Bahkan tidak jarang karyawan dari divisi lain menuduh mereka mempersulit bagian operasional dengan meminta laporan lengkap sebelum mencairkan dana yang diminta. Tidak heran kalau karyawan lain enggan mampir ke divisi finance accounting seperti yang Noah lakukan pagi ini.
“Morning!” balas Ziona setelah rasa kagetnya mereda.
“Kamu udah sarapan?”
Ziona melambaikan roti tawar berisi selai srikaya yang belum disantapnya. Noah mengangkat alis, heran.
“Kamu yakin kenyang hanya makan roti sekecil itu?”
Ziona meringis kecil. Sejujurnya roti tidak akan bisa membuatnya kenyang, bahkan hanya bertahan selama 30 menit setelah itu Ziona akan kembali merasa lapar! Tapi masalahnya Ziona tidak sempat membeli sarapan karena tukang nasi uduk langganannya sudah dijejali oleh banyak fans! Jika Ziona nekat mengantri, dirinya pasti akan terlambat kerja!
Apalagi Ziona juga masih harus berjuang menunggu busway yang fansnya selalu berlimpah setiap jam berangkat dan pulang kerja! Nasib karyawan budget minimalis!
Ringisan Ziona membuat Noah paham.
“Aku akan tunjukkan tempat sarapan paling enak dan murah meriah. Tidak jauh dari sini kok, aku yakin kita tidak akan terlambat!” ucap Noah saat melihat keraguan di mata Ziona.
“Oke!”
Beberapa saat kemudian…
Ziona terbelalak kaget saat menyantap nasi uduk di hadapannya. Ucapan Noah ternyata bukan hanya sekedar iklan, tapi rasa nasi uduk ini memang enak. Murah pula!
Sangat terjangkau untuk karyawan sepertinya. Heran, padahal Ziona sudah bertahun-tahun bekerja di perusahaan ini, tapi kenapa Noah seolah lebih tau tentang area di sekitar kantor? Bahkan pria itu bisa menemukan tempat sarapan seenak ini! Luar biasa!
“Bagaimana? Enak kan?”
“Sangat enak! Bagaimana kamu bisa tau tempat makan seenak ini? Murah pula! Apalagi tempatnya tidak umum, meski lokasinya tidak jauh dari kantor.”

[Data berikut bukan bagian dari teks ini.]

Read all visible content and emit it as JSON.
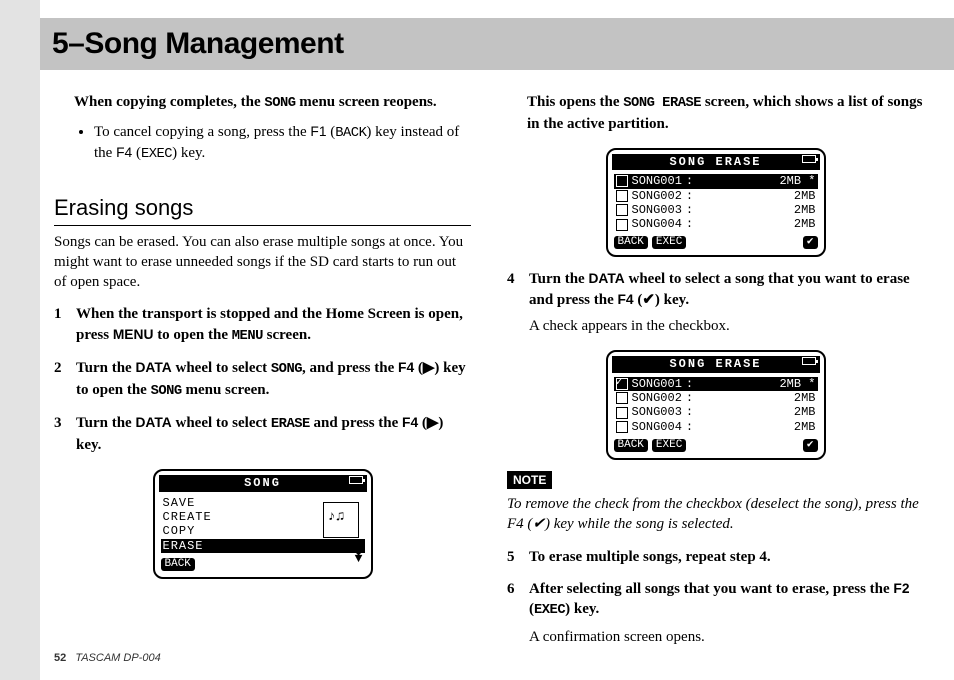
{
  "page": {
    "chapter_title": "5–Song Management",
    "footer_page": "52",
    "footer_model": "TASCAM  DP-004"
  },
  "left": {
    "p1_a": "When copying completes, the ",
    "p1_song": "SONG",
    "p1_b": " menu screen reopens.",
    "bullet_a": "To cancel copying a song, press the ",
    "bullet_f1": "F1",
    "bullet_paren_open": " (",
    "bullet_back": "BACK",
    "bullet_paren_close": ")",
    "bullet_b": " key instead of the ",
    "bullet_f4": "F4",
    "bullet_paren_open2": " (",
    "bullet_exec": "EXEC",
    "bullet_paren_close2": ")",
    "bullet_c": " key.",
    "subheading": "Erasing songs",
    "intro": "Songs can be erased. You can also erase multiple songs at once. You might want to erase unneeded songs if the SD card starts to run out of open space.",
    "s1_a": "When the transport is stopped and the Home Screen is open, press ",
    "s1_menu_sans": "MENU",
    "s1_b": " to open the ",
    "s1_menu_mono": "MENU",
    "s1_c": " screen.",
    "s2_a": " Turn the ",
    "s2_data": "DATA",
    "s2_b": " wheel to select ",
    "s2_song": "SONG",
    "s2_c": ", and press the ",
    "s2_f4": "F4",
    "s2_d": " (▶) key to open the ",
    "s2_song2": "SONG",
    "s2_e": " menu screen.",
    "s3_a": "Turn the ",
    "s3_data": "DATA",
    "s3_b": " wheel to select ",
    "s3_erase": "ERASE",
    "s3_c": " and press the ",
    "s3_f4": "F4",
    "s3_d": " (▶) key."
  },
  "right": {
    "top_a": "This opens the ",
    "top_serase": "SONG ERASE",
    "top_b": " screen, which shows a list of songs in the active partition.",
    "s4_a": "Turn the ",
    "s4_data": "DATA",
    "s4_b": " wheel to select a song that you want to erase and press the ",
    "s4_f4": "F4",
    "s4_c": " (✔) key.",
    "s4_sub": "A check appears in the checkbox.",
    "note_label": "NOTE",
    "note_body": "To remove the check from the checkbox (deselect the song), press the F4 (✔) key while the song is selected.",
    "s5": "To erase multiple songs, repeat step 4.",
    "s6_a": "After selecting all songs that you want to erase, press the ",
    "s6_f2": "F2",
    "s6_open": " (",
    "s6_exec": "EXEC",
    "s6_close": ")",
    "s6_b": " key.",
    "s6_sub": "A confirmation screen opens."
  },
  "lcd_menu": {
    "title": "SONG",
    "items": [
      "SAVE",
      "CREATE",
      "COPY",
      "ERASE"
    ],
    "selected_index": 3,
    "back": "BACK"
  },
  "lcd_erase_1": {
    "title": "SONG ERASE",
    "rows": [
      {
        "checked": false,
        "name": "SONG001",
        "size": "2MB",
        "star": true,
        "selected": true
      },
      {
        "checked": false,
        "name": "SONG002",
        "size": "2MB",
        "star": false,
        "selected": false
      },
      {
        "checked": false,
        "name": "SONG003",
        "size": "2MB",
        "star": false,
        "selected": false
      },
      {
        "checked": false,
        "name": "SONG004",
        "size": "2MB",
        "star": false,
        "selected": false
      }
    ],
    "back": "BACK",
    "exec": "EXEC",
    "check": "✔"
  },
  "lcd_erase_2": {
    "title": "SONG ERASE",
    "rows": [
      {
        "checked": true,
        "name": "SONG001",
        "size": "2MB",
        "star": true,
        "selected": true
      },
      {
        "checked": false,
        "name": "SONG002",
        "size": "2MB",
        "star": false,
        "selected": false
      },
      {
        "checked": false,
        "name": "SONG003",
        "size": "2MB",
        "star": false,
        "selected": false
      },
      {
        "checked": false,
        "name": "SONG004",
        "size": "2MB",
        "star": false,
        "selected": false
      }
    ],
    "back": "BACK",
    "exec": "EXEC",
    "check": "✔"
  }
}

“Anak magang sepertiku harus berhemat, jadi daripada makan di kantin kantor, lebih baik cari makanan lain yang harganya lebih terjangkau!” kekeh Noah.
Ziona mengangguk paham. Wajar, dirinya juga pernah menjadi anak magang dulu. Dan saat itu Ziona harus memutar otak agar gajinya yang super pas-pasan bisa cukup hingga satu bulan ke depan! Miris!
“Aku pernah merasakannya, jadi aku paham maksudmu.”
“Dan kamu tidak keberatan dengan hal itu? Padahal itu artinya kamu berteman dengan orang ‘miskin’ sepertiku,” balas Noah sambil membuat tanda kutip pada kata ‘miskin’.
“Aku tidak pernah keberatan dengan hal tidak penting seperti itu, lagipula aku juga bukan orang kaya!" balas Ziona cuek.
“Aku bersyukur kalau begitu, karena itu artinya akhirnya pria magang yang miskin ini sudah memiliki teman baru di kantor!” kelakar Noah membuat Ziona tergelak.
Dan setelah itu hubungan mereka semakin dekat, bahkan tanpa disadari perasaan mereka semakin berkembang, lebih dari sekedar teman, membuat mereka belajar akan arti cinta dan pengorbanan yang sesungguhnya!